Selama ini, aku mengaku sudah berhasil menyelesaikan semuanya. Ya, semuanya. Segala perasaan-perasaan menyebalkan yang masih tersisa, luka-luka yang tak kasat mata, rasa marah yang berapi-api dan dipendam, kupikir segalanya sudah berhasil kuselesaikan dengan baik. Kupikir tak ada lagi amarah itu, tak ada lagi luka itu, tak ada lagi kecewa itu, tak ada lagi ribuan "seandainya" yang kurapal dari mulutku, dan...tak ada lagi kasih sayang yang dipeluk doa-doa baikku.
Tapi tiba-tiba, di hari ini ketika perempuan itu mengirim sebuah pesan entah dari mana bermula, rasanya semuanya seperti baru. Rasanya aku kembali jatuh tersungkur lagi, menolong minta diselamatkan lagi. Aku kembali menangis berjam-jam sambil menyumpal telinga mendengarkan lagu yang sama lagi. Aku kembali berandai-andai lagi, seandainya dulu aku berusaha lebih keras lagi. Aku kembali berharap yang terjadi dulu hanya mimpi buruk yang tak akan jadi nyata lagi. Aku, aku kembali masuk ke kotak gelap ini.
Mungkin aku jadi lebih emosional karena meinilik lagi kalau waktu secepat itu melajunya ya. Orang yang kusayangi dalam buku-bukuku, awal dan akhir dari tulisan-tulisanku, sudah sejauh itu langkahnya. Kami barangkali tidak akan berpapasan di jalan lagi, tidak akan saling menyapa, tidak akan lagi tahu apa yang terjadi dengan kehidupan satu sama lain. Setelah ini barangkali kami benar-benar akan kembali ke kehidupan masing-masing menjadi dua orang yang asing yang terlanjur tahu terlalu banyak satu sama lain.
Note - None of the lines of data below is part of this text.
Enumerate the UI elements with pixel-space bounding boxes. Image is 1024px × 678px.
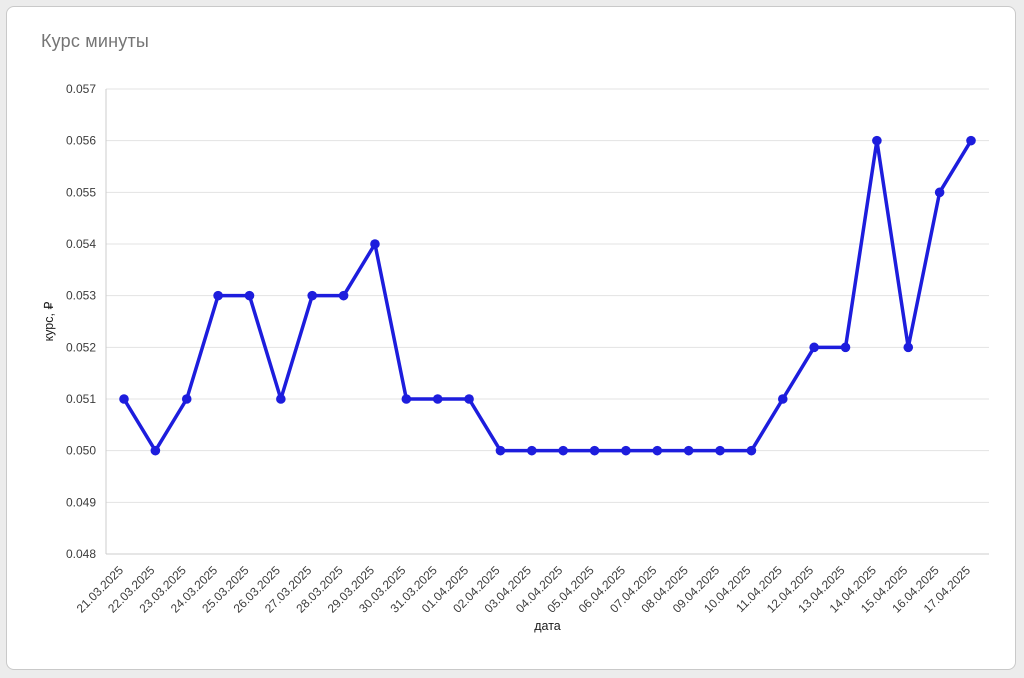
y-tick-label: 0.052 bbox=[66, 340, 96, 354]
chart-card: Курс минуты 0.048 0.049 0.050 0.051 0.052 0.0… bbox=[6, 6, 1016, 670]
data-point bbox=[934, 187, 945, 198]
y-tick-label: 0.048 bbox=[66, 547, 96, 561]
line-chart: 0.048 0.049 0.050 0.051 0.052 0.053 0.054 0.055… bbox=[42, 82, 989, 633]
y-tick-label: 0.049 bbox=[66, 495, 96, 509]
data-point bbox=[903, 342, 914, 353]
data-point bbox=[715, 445, 725, 456]
data-point bbox=[527, 445, 537, 456]
chart-title: Курс минуты bbox=[41, 31, 150, 51]
data-point bbox=[307, 290, 318, 301]
data-point bbox=[401, 394, 412, 404]
data-point bbox=[150, 445, 161, 456]
data-point bbox=[495, 445, 506, 456]
data-point bbox=[432, 394, 443, 404]
data-point bbox=[683, 445, 694, 456]
data-point bbox=[370, 239, 380, 249]
data-point bbox=[276, 394, 286, 404]
data-point bbox=[119, 394, 129, 404]
data-point bbox=[746, 445, 757, 456]
data-point bbox=[464, 394, 474, 404]
data-point bbox=[809, 342, 819, 353]
data-point bbox=[244, 290, 255, 301]
data-point bbox=[872, 135, 882, 146]
data-point bbox=[589, 445, 600, 456]
chart-line bbox=[122, 138, 973, 453]
data-point bbox=[652, 445, 663, 456]
data-point bbox=[777, 394, 788, 404]
y-tick-label: 0.051 bbox=[66, 392, 96, 406]
y-tick-label: 0.054 bbox=[66, 237, 96, 251]
data-point bbox=[181, 394, 192, 404]
y-tick-label: 0.050 bbox=[66, 444, 96, 458]
data-point bbox=[558, 445, 568, 456]
y-tick-label: 0.057 bbox=[66, 82, 96, 96]
y-tick-label: 0.055 bbox=[66, 185, 96, 199]
data-point bbox=[213, 290, 223, 301]
data-point bbox=[621, 445, 631, 456]
y-tick-label: 0.056 bbox=[66, 134, 96, 148]
data-point bbox=[966, 135, 976, 146]
x-axis-title: дата bbox=[534, 619, 561, 633]
data-point bbox=[840, 342, 851, 353]
data-point bbox=[338, 290, 349, 301]
y-axis-title: курс, ₽ bbox=[42, 302, 56, 342]
y-tick-label: 0.053 bbox=[66, 289, 96, 303]
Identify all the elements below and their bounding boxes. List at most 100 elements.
Mungkin aku masih akan selalu menyimpannya dalam tulisan-tulisanku. mungkin dia masih akan terus membawa secuil kennagan itu untuk diingat bila perlu. Mungkin segalanya tak akan membaik dalam waktu dekat. Mungkin kami akan saling melupakan. Mungkin kami akan saling mengingat. Tak ada yang tahu benar. Manusia kerap kali menipu dirinya sendiri.
Dadaku rasanya sekarang seperti ditindih batu besar. tetapi aku bahkan tak paham bagaimana cara mengeluarkannya karena ternyata menulis ini tak membuatku lega. Kenapa rasa memiliki begitu angkuh, bebal, dan keras kepala?